Furthermore, the court documents said that the new information from McLaughlin and Cox will be incorporated into Knudsen’s defense, and they need time to do so. The commission on practice could take any number of possible disciplinary actions if they find Knudsen acted improperly, including suspending his law license.

Some of the ethical allegations center on whether Knudsen refused to comply with a lawful order of the Montana Supreme Court, or supported a subpoena of court records, held by McLaughlin, as the chief courts administrator, without proper notification.

Attorneys for Knudsen argue the hearing and trial should be postponed until the commission’s October meeting.

In paperwork filed with the motion for a continuation, Knudsen’s legal team included several letters between attorneys. One of those from Green asks Montana Supreme Court Chief Justice Mike McGrath to allow attorneys to depose the justices and Krueger, saying it should take no longer than four hours apiece.

However, the attorney representing the Montana Supreme Court replied that the information they were seeking was privileged.

“We disagree that taking depositions of sitting judges in the Commission on Practice proceeding is appropriate or permissible,” said Helena Attorney Amy D. Christensen. “The court’s nonpublic proceedings relating to Brown vs. Gianforte and McLaughlin vs. Montana State Legislature, like other nonpublic court proceedings, are privileged and not subject to disclosure through a deposition or other testimony.”

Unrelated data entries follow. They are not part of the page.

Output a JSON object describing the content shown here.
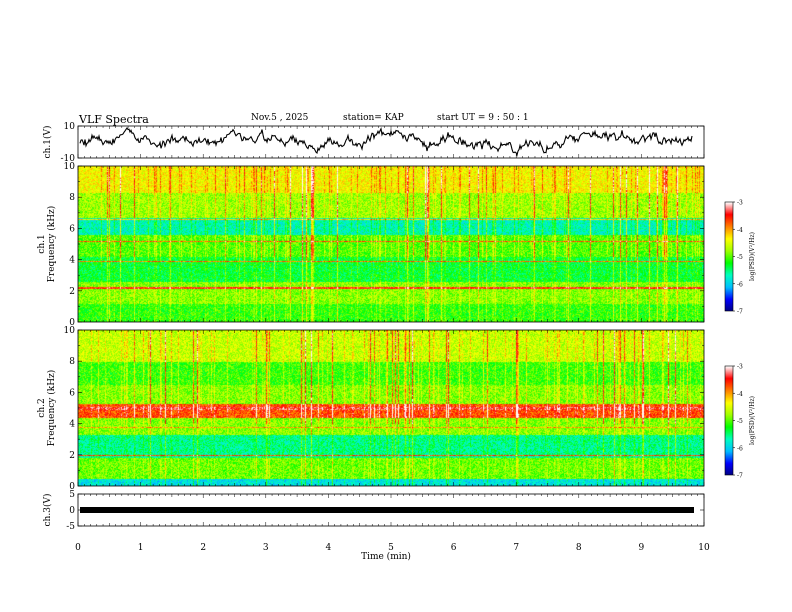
{
  "header": {
    "title": "VLF Spectra",
    "date": "Nov.5 , 2025",
    "station_label": "station= KAP",
    "start_label": "start UT =  9 : 50 : 1"
  },
  "colors": {
    "colormap": [
      "#000080",
      "#0000ff",
      "#00bfff",
      "#00ffc0",
      "#00ff00",
      "#a0ff00",
      "#ffff00",
      "#ff8000",
      "#ff0000",
      "#ffffff"
    ],
    "trace": "#000000"
  },
  "chart_data": [
    {
      "type": "line",
      "panel": "ch1-waveform",
      "ylabel": "ch.1(V)",
      "ylim": [
        -10,
        10
      ],
      "yticks": [
        "10",
        "-10"
      ],
      "xlim": [
        0,
        10
      ]
    },
    {
      "type": "heatmap",
      "panel": "ch1-spectrogram",
      "ylabel": "Frequency (kHz)",
      "channel_label": "ch.1",
      "ylim": [
        0,
        10
      ],
      "yticks": [
        "0",
        "2",
        "4",
        "6",
        "8",
        "10"
      ],
      "xlim": [
        0,
        10
      ],
      "colorbar": {
        "label": "log(PSD)(V²/Hz)",
        "ticks": [
          "-3",
          "-4",
          "-5",
          "-6",
          "-7"
        ],
        "range": [
          -7,
          -3
        ]
      }
    },
    {
      "type": "heatmap",
      "panel": "ch2-spectrogram",
      "ylabel": "Frequency (kHz)",
      "channel_label": "ch.2",
      "ylim": [
        0,
        10
      ],
      "yticks": [
        "0",
        "2",
        "4",
        "6",
        "8",
        "10"
      ],
      "xlim": [
        0,
        10
      ],
      "colorbar": {
        "label": "log(PSD)(V²/Hz)",
        "ticks": [
          "-3",
          "-4",
          "-5",
          "-6",
          "-7"
        ],
        "range": [
          -7,
          -3
        ]
      }
    },
    {
      "type": "line",
      "panel": "ch3-waveform",
      "ylabel": "ch.3(V)",
      "ylim": [
        -5,
        5
      ],
      "yticks": [
        "5",
        "0",
        "-5"
      ],
      "xlim": [
        0,
        10
      ],
      "xlabel": "Time (min)",
      "xticks": [
        "0",
        "1",
        "2",
        "3",
        "4",
        "5",
        "6",
        "7",
        "8",
        "9",
        "10"
      ]
    }
  ]
}
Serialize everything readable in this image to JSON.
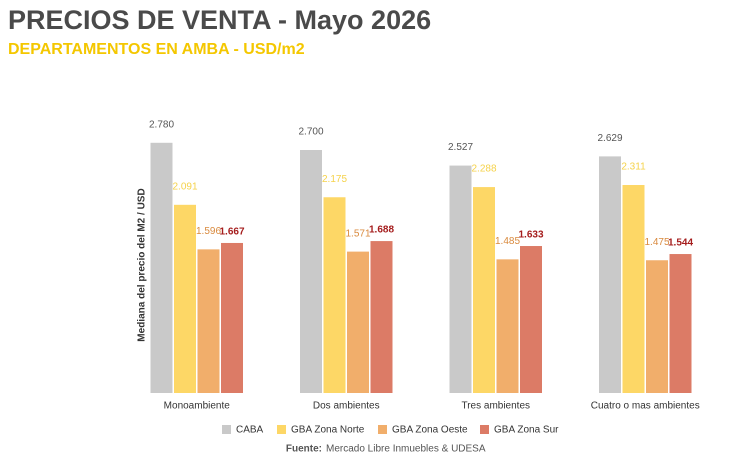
{
  "chart_data": {
    "type": "bar",
    "title": "PRECIOS DE VENTA - Mayo 2026",
    "subtitle": "DEPARTAMENTOS EN AMBA - USD/m2",
    "y_label": "Mediana del precio del M2 / USD",
    "source_label": "Fuente:",
    "source": "Mercado Libre Inmuebles & UDESA",
    "categories": [
      "Monoambiente",
      "Dos ambientes",
      "Tres ambientes",
      "Cuatro o mas ambientes"
    ],
    "ylim": [
      0,
      3000
    ],
    "legend": "bottom",
    "series": [
      {
        "name": "CABA",
        "color": "#c9c9c9",
        "label_color": "#555555",
        "values": [
          2780,
          2700,
          2527,
          2629
        ],
        "value_labels": [
          "2.780",
          "2.700",
          "2.527",
          "2.629"
        ]
      },
      {
        "name": "GBA Zona Norte",
        "color": "#fdd766",
        "label_color": "#f5d24a",
        "values": [
          2091,
          2175,
          2288,
          2311
        ],
        "value_labels": [
          "2.091",
          "2.175",
          "2.288",
          "2.311"
        ]
      },
      {
        "name": "GBA Zona Oeste",
        "color": "#f1ae6b",
        "label_color": "#d98a3e",
        "values": [
          1596,
          1571,
          1485,
          1475
        ],
        "value_labels": [
          "1.596",
          "1.571",
          "1.485",
          "1.475"
        ]
      },
      {
        "name": "GBA Zona Sur",
        "color": "#dc7b66",
        "label_color": "#a51d1d",
        "values": [
          1667,
          1688,
          1633,
          1544
        ],
        "value_labels": [
          "1.667",
          "1.688",
          "1.633",
          "1.544"
        ]
      }
    ]
  }
}
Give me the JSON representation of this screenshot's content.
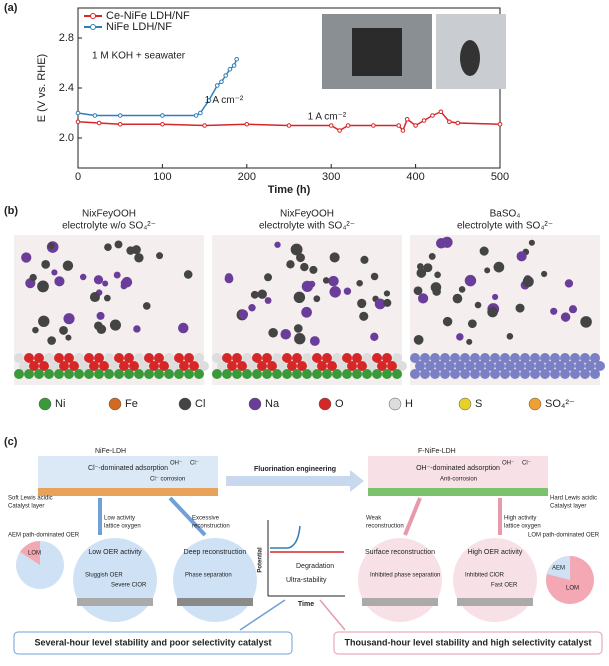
{
  "chart_data": {
    "type": "line",
    "panel_label": "(a)",
    "x_label": "Time (h)",
    "y_label": "E (V vs. RHE)",
    "xlim": [
      0,
      500
    ],
    "xticks": [
      0,
      100,
      200,
      300,
      400,
      500
    ],
    "ylim": [
      1.76,
      3.04
    ],
    "yticks": [
      {
        "value": 2.0,
        "label": "2.0"
      },
      {
        "value": 2.4,
        "label": "2.4"
      },
      {
        "value": 2.8,
        "label": "2.8"
      }
    ],
    "legend": "upper left",
    "annotations": [
      "1 M KOH + seawater",
      "1 A cm⁻²",
      "1 A cm⁻²"
    ],
    "series": [
      {
        "name": "Ce-NiFe LDH/NF",
        "color": "#d62728",
        "x": [
          0,
          25,
          50,
          100,
          150,
          200,
          250,
          300,
          310,
          320,
          350,
          380,
          385,
          390,
          400,
          410,
          420,
          430,
          440,
          450,
          500
        ],
        "values": [
          2.13,
          2.12,
          2.11,
          2.11,
          2.1,
          2.11,
          2.1,
          2.1,
          2.06,
          2.1,
          2.1,
          2.1,
          2.06,
          2.15,
          2.1,
          2.14,
          2.18,
          2.21,
          2.13,
          2.12,
          2.11
        ]
      },
      {
        "name": "NiFe LDH/NF",
        "color": "#2e7fb8",
        "x": [
          0,
          20,
          50,
          100,
          140,
          145,
          155,
          165,
          170,
          175,
          180,
          185,
          188
        ],
        "values": [
          2.2,
          2.18,
          2.18,
          2.18,
          2.18,
          2.2,
          2.3,
          2.42,
          2.45,
          2.5,
          2.55,
          2.58,
          2.63
        ]
      }
    ]
  },
  "panel_b": {
    "label": "(b)",
    "titles": [
      [
        "NixFeyOOH",
        "electrolyte w/o SO₄²⁻"
      ],
      [
        "NixFeyOOH",
        "electrolyte with SO₄²⁻"
      ],
      [
        "BaSO₄",
        "electrolyte with SO₄²⁻"
      ]
    ],
    "legend": [
      {
        "label": "Ni",
        "color": "#3a9a3a"
      },
      {
        "label": "Fe",
        "color": "#d2691e"
      },
      {
        "label": "Cl",
        "color": "#444444"
      },
      {
        "label": "Na",
        "color": "#6a3d9a"
      },
      {
        "label": "O",
        "color": "#d62728"
      },
      {
        "label": "H",
        "color": "#dddddd"
      },
      {
        "label": "S",
        "color": "#e6d12a"
      },
      {
        "label": "SO₄²⁻",
        "color": "#f0a030"
      }
    ]
  },
  "panel_c": {
    "label": "(c)",
    "left_title": "NiFe-LDH",
    "right_title": "F-NiFe-LDH",
    "oh": "OH⁻",
    "cl": "Cl⁻",
    "left_adsorption": "Cl⁻-dominated adsorption",
    "left_corrosion": "Cl⁻ corrosion",
    "left_layer": [
      "Soft Lewis acidic",
      "Catalyst layer"
    ],
    "arrow": "Fluorination engineering",
    "right_adsorption": "OH⁻-dominated adsorption",
    "right_corrosion": "Anti-corrosion",
    "right_layer": [
      "Hard Lewis acidic",
      "Catalyst layer"
    ],
    "branches": [
      [
        "Low activity",
        "lattice oxygen"
      ],
      [
        "Excessive",
        "reconstruction"
      ],
      [
        "Weak",
        "reconstruction"
      ],
      [
        "High activity",
        "lattice oxygen"
      ]
    ],
    "aem_path": "AEM path-dominated OER",
    "lom_path": "LOM path-dominated OER",
    "lom": "LOM",
    "aem": "AEM",
    "circles": [
      {
        "title": "Low OER activity",
        "notes": [
          "Sluggish OER",
          "Severe ClOR"
        ]
      },
      {
        "title": "Deep reconstruction",
        "notes": [
          "Phase separation"
        ]
      },
      {
        "title": "Surface reconstruction",
        "notes": [
          "Inhibited phase separation"
        ]
      },
      {
        "title": "High OER activity",
        "notes": [
          "Inhibited ClOR",
          "Fast OER"
        ]
      }
    ],
    "graph": {
      "y_label": "Potential",
      "x_label": "Time",
      "degradation": "Degradation",
      "stability": "Ultra-stability"
    },
    "bottom_left": "Several-hour level stability and poor selectivity catalyst",
    "bottom_right": "Thousand-hour level stability and high selectivity catalyst"
  }
}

In its Supreme Court filings, Knudsen’s attorneys said the issue “remains unresolved,” and said it will need additional time to negotiate or, if necessary, “litigate for a resolution.”

“The Montana Supreme Court justices and Judge Krueger are ‘the only witnesses with access to facts that will allow the defense to test the veracity of some of the Office of Disciplinary Counsel’s allegations.,” attorneys for Knudsen said.

The Office of Disciplinary Counsel handles complaints against members of the state bar,  and also conduct disciplinary investigations, and recommend sanctions. It told the attorneys representing Knudsen that it opposed all reasons for the delay except for continuing the case because of Corrigan’s child.